Wednesday, March 25, 2020

The Woman on the Roof, by Helen Nielsen


97819444520137
Black Gat Books/Stark House Press, 2016
originally published 1954
194 pp

paperback



A couple of months ago the lovely people at Stark House Press sent me an advanced reading copy of a novel
in their Black Gat line of books, Two Names for Death, by EP Fenwick, which comes out mid-April so I'll defer talking about it for the time being (although I will say that it's really, really good and that vintage mystery/crime readers definitely have something to look forward to).  After I'd finished that one, I started looking at the catalogue of other Black Gat Books, especially those written by women and bought this one, The Woman on the Roof by Helen Nielsen, and two other titles as well. 

According to Fantastic Fiction, Helen Nielsen (1918-2002) authored nineteen novels; she also wrote for television, including the old series Alfred Hitchcock PresentsThe Alfred Hitchcock Hour, Perry Mason, and Tales of the Unexpected.  

The titular "woman on the roof" is Wilma Rathjen, whose brother Curtis has set her up in a garage apartment that looks down onto the six-unit apartment complex below.   We discover right away that Wilma has spent time in a sanitarium; she also has a job at a local bakery.   It is actually a muddle with a certain birthday cake ordered by one of the apartment dwellers that not only has her in a bit of a tizzy as the novel opens, but also leads to the discovery of the same woman in a bathtub in one of the apartments that Wilma can see into from her vantage point.  Because her previous trouble that had landed her in the sanitarium had to do with "tall tales" told to the police, and had upset her reputation-fearful, wealthy-businessman brother and made him threaten to send her back if it happened again, she keeps quiet about it, believing that someone else will eventually find the dead Jeri Lynn.   When the body is discovered, the police at first view her death as an accident, until circumstances and a little more digging reveal that her death is actually a case of murder.   Unfortunately for Wilma, she finds herself smack in the middle of it all, and the killer sets out to take advantage of her troubled past while believing that she knows more than she actually does. 



from Goodreads

If you are thinking that perhaps you've read this plot before, you probably haven't.  The author set up this novel so that it moves between two points of view beginning with that of Wilma before moving to  that of the lead detective on the case, John Osgood.  It is cleverly done; we know from the start that Wilma has some issues and that people consider her to be unbalanced.  I have to give serious credit to Nielsen here -- at one point she references a road-company production of The Snake Pit, but she never takes her readers down that road.  What she focuses on instead are Wilma's underlying worries and insecurities about what her brother will think and her fear of being sent back to the sanitarium now that her life is on somewhat of an even keel.  For his part, Osgood (who has his own demons to contend with) has the good sense to realize that
"Even a crazy woman should have a chance to speak for herself. How else could anyone tell the sane from the insane?"
He just knows that somewhere in what others perceive as her chaotic ramblings, she has something important and worthwhile to say and that perhaps she isn't "crazy" at all -- maybe she just has a different way of seeing and expressing things.  It is this slow realization, along with the fact that he must somehow try to impress on others to see things his way  and the slowly-growing trust between Wilma and Osgood  that allows for The Woman on the Roof to become more than just your average crime novel. 
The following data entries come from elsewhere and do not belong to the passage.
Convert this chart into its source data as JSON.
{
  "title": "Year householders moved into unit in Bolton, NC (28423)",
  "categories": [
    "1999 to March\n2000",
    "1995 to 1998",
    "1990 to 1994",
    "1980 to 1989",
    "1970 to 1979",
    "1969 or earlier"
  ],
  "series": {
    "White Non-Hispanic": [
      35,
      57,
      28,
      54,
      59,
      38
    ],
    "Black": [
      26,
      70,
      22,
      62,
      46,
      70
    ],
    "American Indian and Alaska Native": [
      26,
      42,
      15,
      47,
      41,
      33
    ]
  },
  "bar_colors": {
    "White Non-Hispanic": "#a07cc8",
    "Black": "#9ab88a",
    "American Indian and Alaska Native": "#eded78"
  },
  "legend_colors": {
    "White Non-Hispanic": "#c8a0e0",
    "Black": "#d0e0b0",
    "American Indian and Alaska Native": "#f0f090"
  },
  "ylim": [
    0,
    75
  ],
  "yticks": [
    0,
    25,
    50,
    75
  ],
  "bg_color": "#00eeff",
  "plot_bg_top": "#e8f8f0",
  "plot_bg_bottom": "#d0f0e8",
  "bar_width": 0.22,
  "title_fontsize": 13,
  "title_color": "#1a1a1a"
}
 The list of suspects in this novel is a lengthy one, motives abound, and I never guessed the who.  But my reading focus is always on the people in crime novels, so for me it is a win-win, and a vintage mystery I can highly recommend.  The fact that Helen Nielsen was heretofore unknown to me but  is now on my reading radar is also a plus, and my many and sincere thanks to Stark House for putting her there. 

I'll be back in a couple of weeks with the previously-mentioned Two Names for Death that like this one spotlights another woman crime writer I've never heard of, and after that another, and then the two I recently bought ...  my Stark House reading future looks more than promising.